Association of Educators
March 17, 2014 — 880 views  

Jeff Pench teaches English to a large group of seventh graders in Canton, Georgia. He knows that the best way for the students to improve their essay writing skills is to write more. But he has a class of 140 students. Ideally, he wants his students to write one essay a week, But if he gives them one essay a week, he would have to correct 20 essays a day so that he can return the essays in a week, in time for the next assignment. It is just not feasible.

So he started using an automated essay reading program - Pearson WriteToLearn which gives the students feedback on their essays before they submit it to him for correction. Tata-McGrawHill's Writing Roadmap is another such software.

He agrees that the software does not tell the students what they have to do, rather it only tell them where the problem may lie. With the software, he is able to manage one essay every week. He adds that the software is accurate but not perfect.

Learning and grading software gaining in popularity

Many academicians have started using tools like the one Jeff Pench uses to lighten their work and get more work done. With the Common Core State Standards pushing students to become better writers, automated essay correcting software based on artificial intelligence are making a killing. New assessments that test learning deeper and which are less dependent on multiple choice questions are also fueling the demand.

Critics say that these software actually perform only basic functions like counting words, grammar, sentence construction and plagiarism and cannot take the place of human readers. It has lead to some soul searching in the industry and researchers are looking for ways how they can improve the algorithm in such software and upgrade the technology.

Open source AI learning software boosting innovation

Some non-profit ventures such as edX and Lightsource, promoted by the Massachusetts Institute of Technology and Harvard University have actually published their research on the web to encourage innovation in the sector. Such efforts have paid off because the capabilities of these software have improved drastically. Software makers have managed to incorporate statistical techniques created by computational linguists, machine learning and natural language processing in their code.

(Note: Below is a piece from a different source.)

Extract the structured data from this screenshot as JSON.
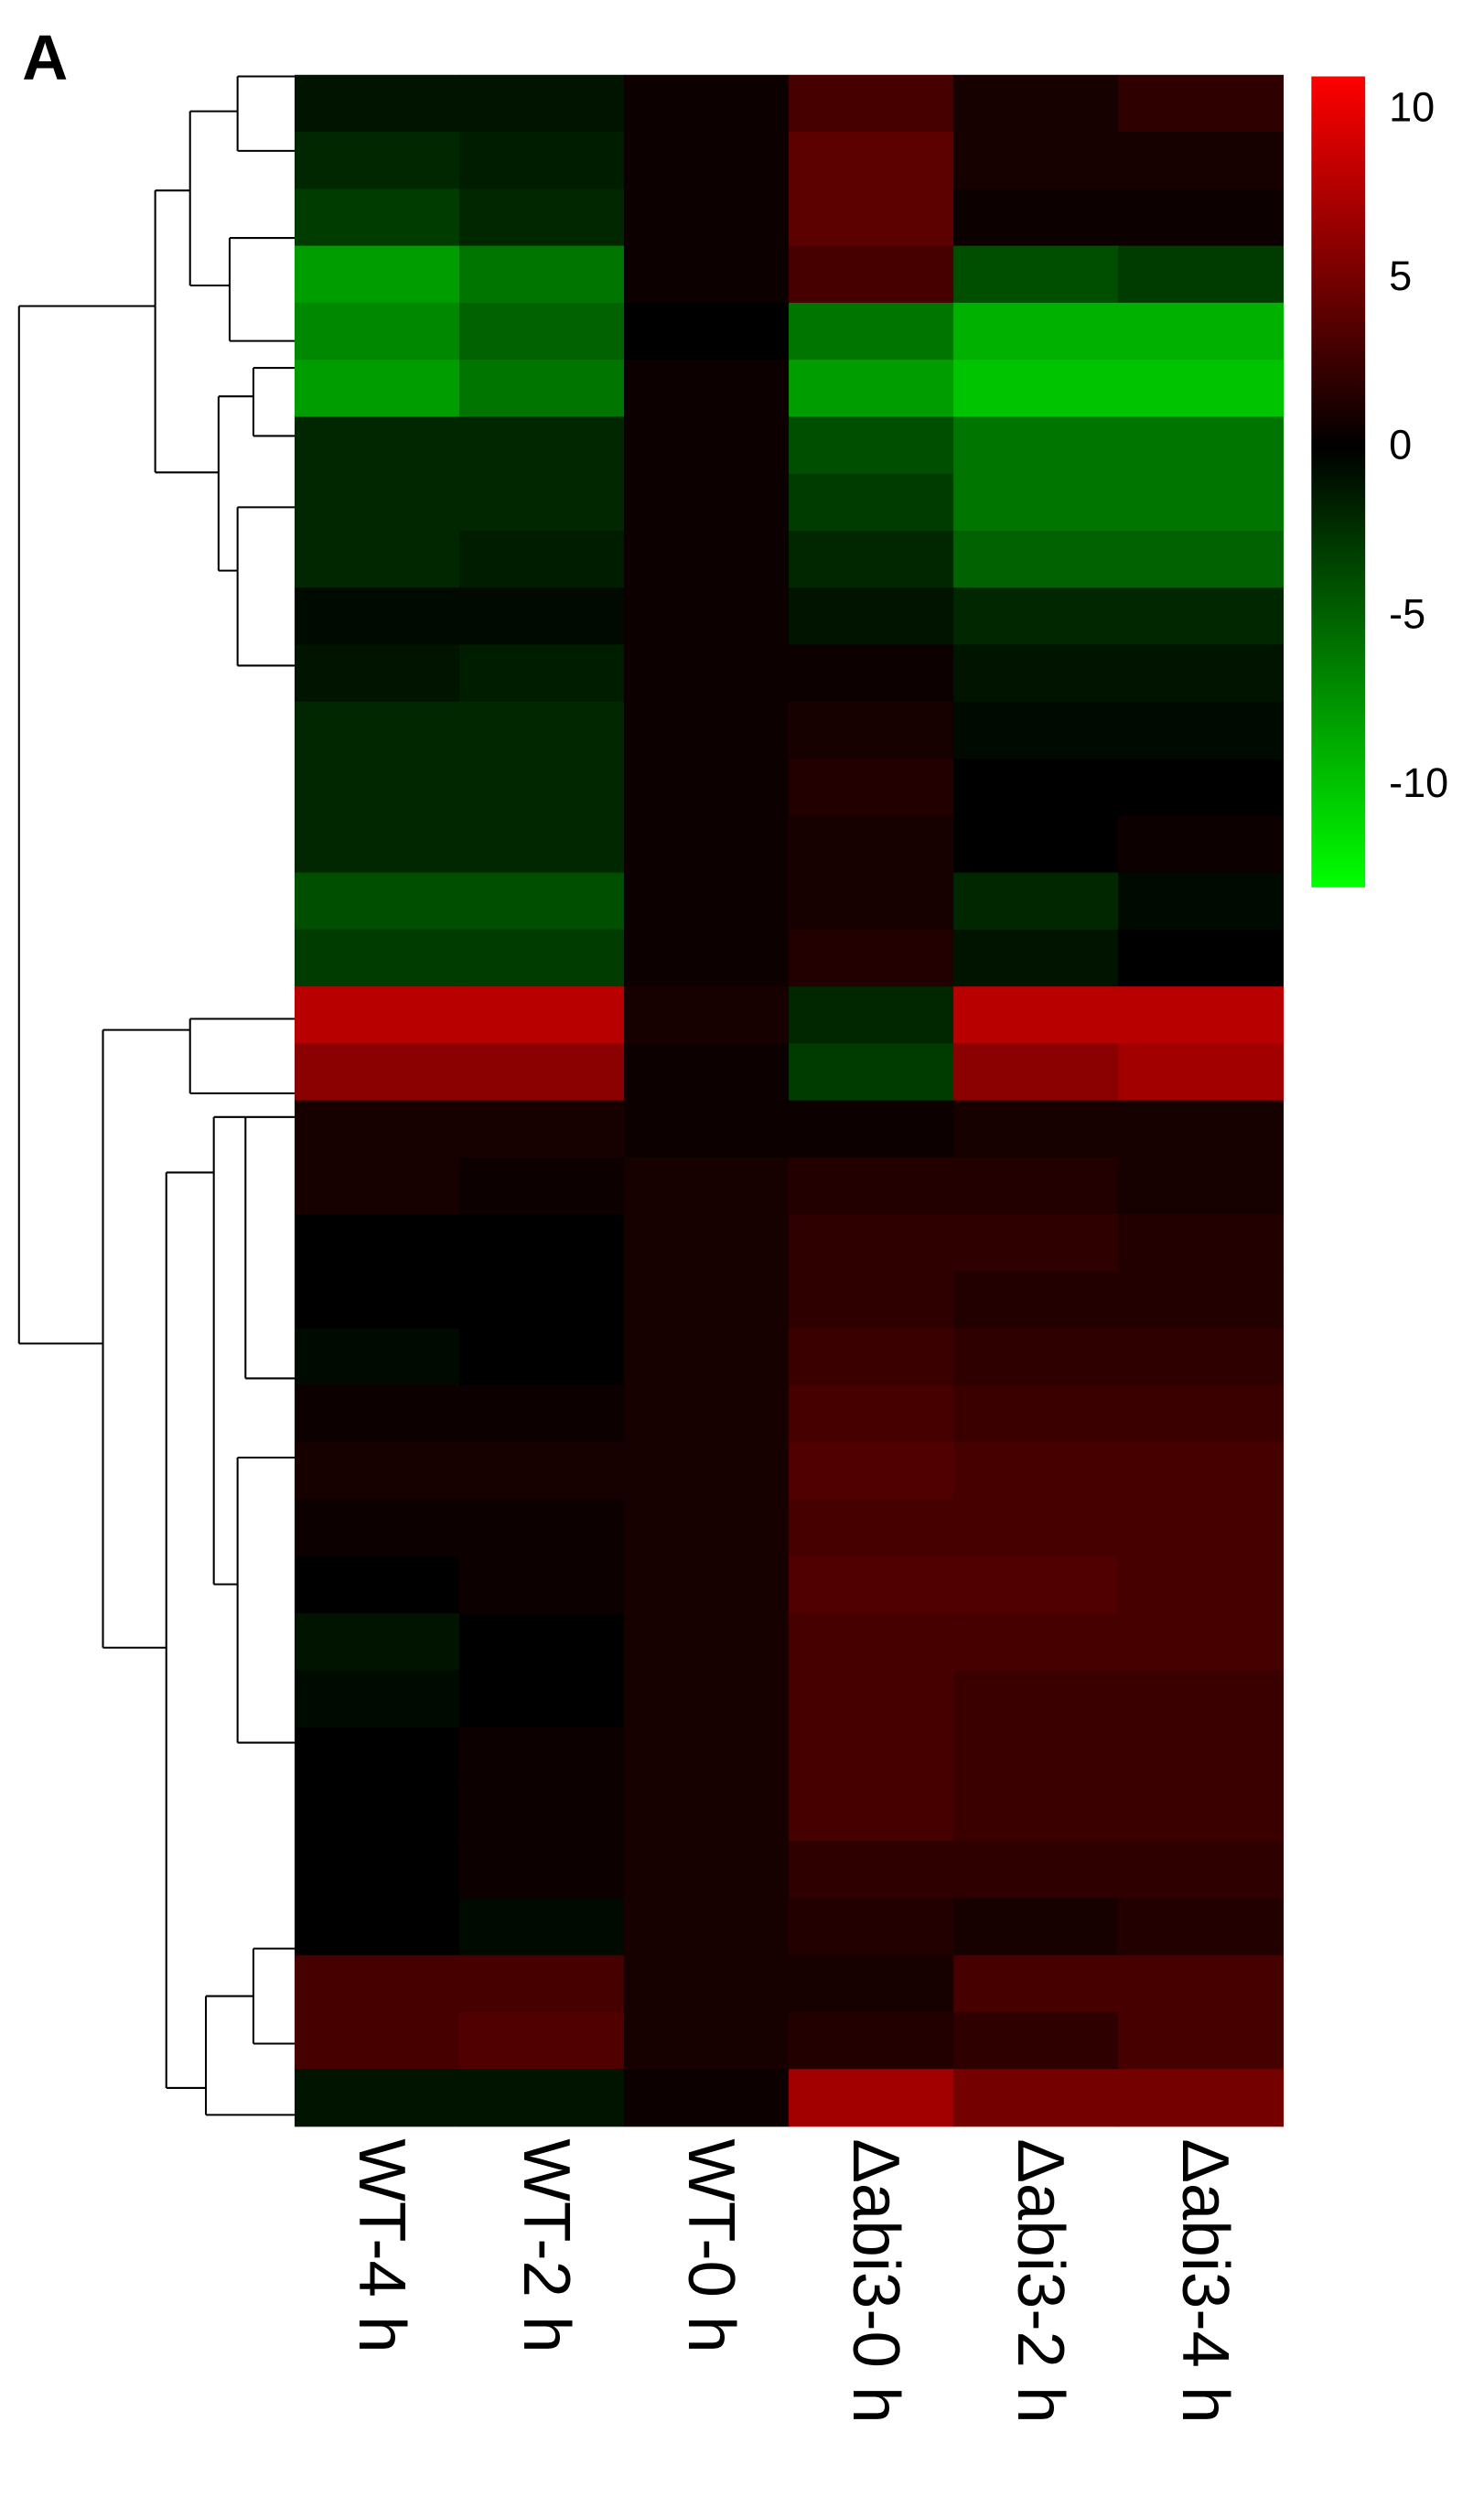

However, some people have also managed to beat these software, exposing their soft underbelly. MIT Writing Across the Curriculum former Director Les Perelman was able hoodwink one software into giving him a high score for a gibberish essay. He says that his main concern is that such software do not work. To score an essay, you need a deep level of understanding which no software possesses. He also warned that these software can have the opposite effect; they may dumb down writing skills.